The song also appears in the 1962 film The Chapman Report, played by a calliope at an amusement park. In the 1967 film Bonnie and Clyde, starring Warren Beatty and Faye Dunaway, the titular criminals hide out in a theatre where, the film being set during the Great Depression, Gold Diggers of 1933 is being shown. Bonnie (Dunaway) is enjoying the song, while Clyde (Beatty) is furiously reprimanding getaway driver C.W. Moss (Michael J. Pollard) after a bank robbery gone bad.

"We're in the Money" is also used as the car horn sound on the Rolls-Royce of Al Czervik (Rodney Dangerfield) in the 1980 film Caddyshack.

==Media==

It is played during the opening credits of Dillinger.

On the first Simpsons episode, "Simpsons Roasting on an Open Fire", Bart and Barney sing the first three lines of the song.

In the Simpsons episode "HOMR", the first two lines of the song are sung by a chorus in Homer's head during a scene when he thinks that he'll get rich by investing in the stock market.

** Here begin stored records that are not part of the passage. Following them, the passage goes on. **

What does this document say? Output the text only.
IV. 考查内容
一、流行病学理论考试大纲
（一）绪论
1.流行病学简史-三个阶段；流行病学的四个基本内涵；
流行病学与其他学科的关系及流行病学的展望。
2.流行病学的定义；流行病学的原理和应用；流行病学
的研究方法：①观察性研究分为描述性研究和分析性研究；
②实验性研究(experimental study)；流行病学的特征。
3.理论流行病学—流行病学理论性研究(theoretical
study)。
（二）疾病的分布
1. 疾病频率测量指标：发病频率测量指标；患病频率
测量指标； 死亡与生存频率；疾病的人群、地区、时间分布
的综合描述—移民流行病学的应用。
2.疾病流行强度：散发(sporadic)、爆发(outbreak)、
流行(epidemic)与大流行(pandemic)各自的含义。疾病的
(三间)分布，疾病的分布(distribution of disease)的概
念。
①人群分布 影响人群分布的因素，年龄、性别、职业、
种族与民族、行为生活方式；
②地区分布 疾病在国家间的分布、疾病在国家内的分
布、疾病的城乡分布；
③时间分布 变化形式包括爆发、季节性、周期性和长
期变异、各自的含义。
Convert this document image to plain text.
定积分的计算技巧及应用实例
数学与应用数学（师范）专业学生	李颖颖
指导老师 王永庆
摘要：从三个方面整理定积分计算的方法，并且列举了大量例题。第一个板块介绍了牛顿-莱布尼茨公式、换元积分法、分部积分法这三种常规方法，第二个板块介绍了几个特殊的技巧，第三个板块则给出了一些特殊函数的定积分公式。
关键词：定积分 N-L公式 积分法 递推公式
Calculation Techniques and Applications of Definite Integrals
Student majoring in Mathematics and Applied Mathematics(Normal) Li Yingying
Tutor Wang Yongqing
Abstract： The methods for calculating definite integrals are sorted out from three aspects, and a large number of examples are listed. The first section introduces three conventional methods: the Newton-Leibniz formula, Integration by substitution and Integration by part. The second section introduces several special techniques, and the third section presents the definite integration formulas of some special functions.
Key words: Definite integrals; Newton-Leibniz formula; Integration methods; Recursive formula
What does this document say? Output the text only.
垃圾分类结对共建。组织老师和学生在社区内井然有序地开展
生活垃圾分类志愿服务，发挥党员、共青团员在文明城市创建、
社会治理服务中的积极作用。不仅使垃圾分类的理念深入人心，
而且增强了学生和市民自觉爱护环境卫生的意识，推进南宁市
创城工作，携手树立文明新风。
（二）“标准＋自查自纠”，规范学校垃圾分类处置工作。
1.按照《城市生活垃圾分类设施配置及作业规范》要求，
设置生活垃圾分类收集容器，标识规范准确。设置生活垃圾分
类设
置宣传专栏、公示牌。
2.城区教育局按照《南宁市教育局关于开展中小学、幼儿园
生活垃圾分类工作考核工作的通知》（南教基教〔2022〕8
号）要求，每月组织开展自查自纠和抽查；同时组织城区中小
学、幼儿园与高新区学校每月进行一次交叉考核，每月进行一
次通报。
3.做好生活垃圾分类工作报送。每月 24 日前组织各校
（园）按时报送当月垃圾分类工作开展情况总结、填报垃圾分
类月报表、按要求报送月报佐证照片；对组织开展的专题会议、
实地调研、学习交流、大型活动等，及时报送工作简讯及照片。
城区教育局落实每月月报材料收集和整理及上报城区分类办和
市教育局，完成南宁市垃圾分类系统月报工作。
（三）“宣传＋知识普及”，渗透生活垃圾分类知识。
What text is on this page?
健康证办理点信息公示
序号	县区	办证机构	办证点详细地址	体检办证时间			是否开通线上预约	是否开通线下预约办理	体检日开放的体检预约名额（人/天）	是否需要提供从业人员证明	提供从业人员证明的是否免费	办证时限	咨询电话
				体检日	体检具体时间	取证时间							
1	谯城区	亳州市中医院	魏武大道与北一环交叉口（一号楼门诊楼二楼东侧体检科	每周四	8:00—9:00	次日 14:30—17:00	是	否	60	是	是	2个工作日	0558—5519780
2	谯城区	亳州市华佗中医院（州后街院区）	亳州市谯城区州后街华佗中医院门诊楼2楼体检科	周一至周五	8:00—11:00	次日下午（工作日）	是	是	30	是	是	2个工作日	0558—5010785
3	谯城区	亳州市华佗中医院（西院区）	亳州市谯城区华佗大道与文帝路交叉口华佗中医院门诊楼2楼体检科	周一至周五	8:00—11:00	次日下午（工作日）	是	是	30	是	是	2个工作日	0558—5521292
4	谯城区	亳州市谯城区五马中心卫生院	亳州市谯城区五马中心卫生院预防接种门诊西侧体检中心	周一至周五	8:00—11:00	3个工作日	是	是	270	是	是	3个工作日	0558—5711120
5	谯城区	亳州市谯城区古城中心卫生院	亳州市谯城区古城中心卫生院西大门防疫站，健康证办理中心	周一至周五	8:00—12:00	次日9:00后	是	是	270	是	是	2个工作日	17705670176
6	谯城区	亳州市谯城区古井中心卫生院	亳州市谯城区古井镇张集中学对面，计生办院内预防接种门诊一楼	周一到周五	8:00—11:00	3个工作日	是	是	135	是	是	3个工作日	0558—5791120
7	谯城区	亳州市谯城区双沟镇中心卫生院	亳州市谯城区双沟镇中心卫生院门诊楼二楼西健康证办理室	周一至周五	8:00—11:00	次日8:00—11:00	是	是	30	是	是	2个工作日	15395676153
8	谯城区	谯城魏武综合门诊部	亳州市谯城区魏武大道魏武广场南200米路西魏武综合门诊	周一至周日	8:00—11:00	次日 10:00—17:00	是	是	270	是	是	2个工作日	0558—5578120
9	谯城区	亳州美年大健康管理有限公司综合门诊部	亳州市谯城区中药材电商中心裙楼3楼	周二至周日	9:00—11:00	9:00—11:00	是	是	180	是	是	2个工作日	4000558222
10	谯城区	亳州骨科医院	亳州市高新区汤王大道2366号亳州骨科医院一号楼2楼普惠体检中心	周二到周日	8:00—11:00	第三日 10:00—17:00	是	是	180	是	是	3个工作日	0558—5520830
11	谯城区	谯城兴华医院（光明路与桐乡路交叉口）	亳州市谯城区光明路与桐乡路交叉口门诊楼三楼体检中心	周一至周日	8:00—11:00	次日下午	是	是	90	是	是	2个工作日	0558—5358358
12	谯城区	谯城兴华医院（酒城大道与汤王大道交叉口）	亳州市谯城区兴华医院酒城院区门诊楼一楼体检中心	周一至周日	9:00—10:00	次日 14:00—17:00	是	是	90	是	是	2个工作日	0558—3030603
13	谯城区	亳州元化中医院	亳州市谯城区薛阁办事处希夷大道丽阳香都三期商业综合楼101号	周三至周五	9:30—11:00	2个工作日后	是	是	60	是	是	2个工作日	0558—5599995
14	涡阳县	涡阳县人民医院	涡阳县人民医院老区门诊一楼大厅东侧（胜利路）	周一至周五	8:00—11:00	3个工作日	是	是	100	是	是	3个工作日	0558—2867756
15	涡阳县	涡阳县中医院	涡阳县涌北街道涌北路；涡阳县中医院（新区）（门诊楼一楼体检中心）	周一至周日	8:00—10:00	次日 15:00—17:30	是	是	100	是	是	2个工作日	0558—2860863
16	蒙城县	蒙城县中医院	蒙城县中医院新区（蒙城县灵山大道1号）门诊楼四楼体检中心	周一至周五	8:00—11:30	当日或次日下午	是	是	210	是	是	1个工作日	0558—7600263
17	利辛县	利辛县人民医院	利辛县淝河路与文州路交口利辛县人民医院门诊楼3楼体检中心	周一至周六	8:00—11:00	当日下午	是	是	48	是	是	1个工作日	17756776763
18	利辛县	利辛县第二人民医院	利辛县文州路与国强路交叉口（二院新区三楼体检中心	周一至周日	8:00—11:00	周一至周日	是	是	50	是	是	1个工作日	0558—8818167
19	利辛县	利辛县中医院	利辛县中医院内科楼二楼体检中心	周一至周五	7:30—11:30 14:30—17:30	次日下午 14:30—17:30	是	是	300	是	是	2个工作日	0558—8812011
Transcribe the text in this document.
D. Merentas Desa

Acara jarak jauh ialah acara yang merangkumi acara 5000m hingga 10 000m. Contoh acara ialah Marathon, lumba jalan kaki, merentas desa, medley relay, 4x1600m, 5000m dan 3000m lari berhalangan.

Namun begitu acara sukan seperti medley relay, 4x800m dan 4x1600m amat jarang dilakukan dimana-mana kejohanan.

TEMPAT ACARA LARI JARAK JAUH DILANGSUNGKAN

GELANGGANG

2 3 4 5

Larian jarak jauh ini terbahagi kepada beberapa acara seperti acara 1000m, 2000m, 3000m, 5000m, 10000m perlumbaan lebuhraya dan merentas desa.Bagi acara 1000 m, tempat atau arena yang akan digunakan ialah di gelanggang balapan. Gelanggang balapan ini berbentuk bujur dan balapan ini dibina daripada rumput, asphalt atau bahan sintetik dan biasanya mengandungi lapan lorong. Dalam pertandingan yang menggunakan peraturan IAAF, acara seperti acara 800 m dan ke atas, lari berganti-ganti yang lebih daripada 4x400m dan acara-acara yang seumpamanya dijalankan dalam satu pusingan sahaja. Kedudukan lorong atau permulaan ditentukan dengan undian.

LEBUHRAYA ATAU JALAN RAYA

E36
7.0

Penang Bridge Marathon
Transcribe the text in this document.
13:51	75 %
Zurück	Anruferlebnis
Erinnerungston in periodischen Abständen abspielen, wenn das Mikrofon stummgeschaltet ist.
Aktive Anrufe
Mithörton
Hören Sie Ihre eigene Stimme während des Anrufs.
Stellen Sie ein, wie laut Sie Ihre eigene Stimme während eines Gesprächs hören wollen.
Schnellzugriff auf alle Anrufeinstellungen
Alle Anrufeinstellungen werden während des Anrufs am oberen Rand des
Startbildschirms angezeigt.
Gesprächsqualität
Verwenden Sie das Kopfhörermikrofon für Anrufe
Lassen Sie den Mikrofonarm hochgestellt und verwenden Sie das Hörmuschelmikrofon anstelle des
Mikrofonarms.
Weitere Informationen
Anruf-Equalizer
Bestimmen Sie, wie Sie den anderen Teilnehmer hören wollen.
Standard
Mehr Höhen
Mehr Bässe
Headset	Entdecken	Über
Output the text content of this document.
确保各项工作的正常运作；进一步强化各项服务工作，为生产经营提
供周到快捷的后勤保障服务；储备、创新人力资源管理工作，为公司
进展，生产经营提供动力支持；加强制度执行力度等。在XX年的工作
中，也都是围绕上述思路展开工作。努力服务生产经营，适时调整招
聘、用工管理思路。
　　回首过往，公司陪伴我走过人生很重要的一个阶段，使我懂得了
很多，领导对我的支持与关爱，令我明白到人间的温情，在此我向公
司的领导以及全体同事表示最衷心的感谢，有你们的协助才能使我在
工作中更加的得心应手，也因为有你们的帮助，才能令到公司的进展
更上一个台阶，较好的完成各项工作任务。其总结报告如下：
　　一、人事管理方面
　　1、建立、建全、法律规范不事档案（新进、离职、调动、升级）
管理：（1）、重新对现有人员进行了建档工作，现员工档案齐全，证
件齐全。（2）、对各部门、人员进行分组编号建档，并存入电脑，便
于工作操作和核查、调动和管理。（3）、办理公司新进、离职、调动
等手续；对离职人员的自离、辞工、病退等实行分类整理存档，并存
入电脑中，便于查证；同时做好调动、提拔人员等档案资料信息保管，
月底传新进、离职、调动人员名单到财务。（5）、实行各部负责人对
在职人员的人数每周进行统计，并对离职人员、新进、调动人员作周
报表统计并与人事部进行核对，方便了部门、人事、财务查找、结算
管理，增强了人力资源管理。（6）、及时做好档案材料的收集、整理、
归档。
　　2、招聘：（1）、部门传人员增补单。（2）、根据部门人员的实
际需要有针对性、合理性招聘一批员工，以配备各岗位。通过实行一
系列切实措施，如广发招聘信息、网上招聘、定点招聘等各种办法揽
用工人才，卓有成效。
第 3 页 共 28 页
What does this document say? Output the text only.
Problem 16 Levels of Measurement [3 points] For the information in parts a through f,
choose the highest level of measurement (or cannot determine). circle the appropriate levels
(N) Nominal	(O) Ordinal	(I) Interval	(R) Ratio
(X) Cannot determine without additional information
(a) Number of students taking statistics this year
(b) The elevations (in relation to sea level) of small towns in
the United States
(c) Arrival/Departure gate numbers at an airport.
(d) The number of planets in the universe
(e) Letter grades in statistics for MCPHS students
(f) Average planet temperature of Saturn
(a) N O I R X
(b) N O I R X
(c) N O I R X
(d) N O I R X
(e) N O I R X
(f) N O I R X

This song is also included in the Simpsons episode "Bart Stops to Smell the Roosevelts". The song played at the end of the auction.

The song was included in the stage adaptation of 42nd Street, along with other songs by Dubin & Warren, who wrote the songs for the original movie version.

The song is featured in the game Dance on Broadway.

In the Sopranos, the song is featured when Carmela is on the computer.

An orchestral version of the song is used to denote a strong day on Wall Street in the podcast Marketplace.

In the AMC show, Better Call Saul, the lawyer Saul Goodman whistles the tune to this song in Season 5, Episode 6 (Wexler v. Goodman).

The song was used as the theme tune by Lotto during 1988.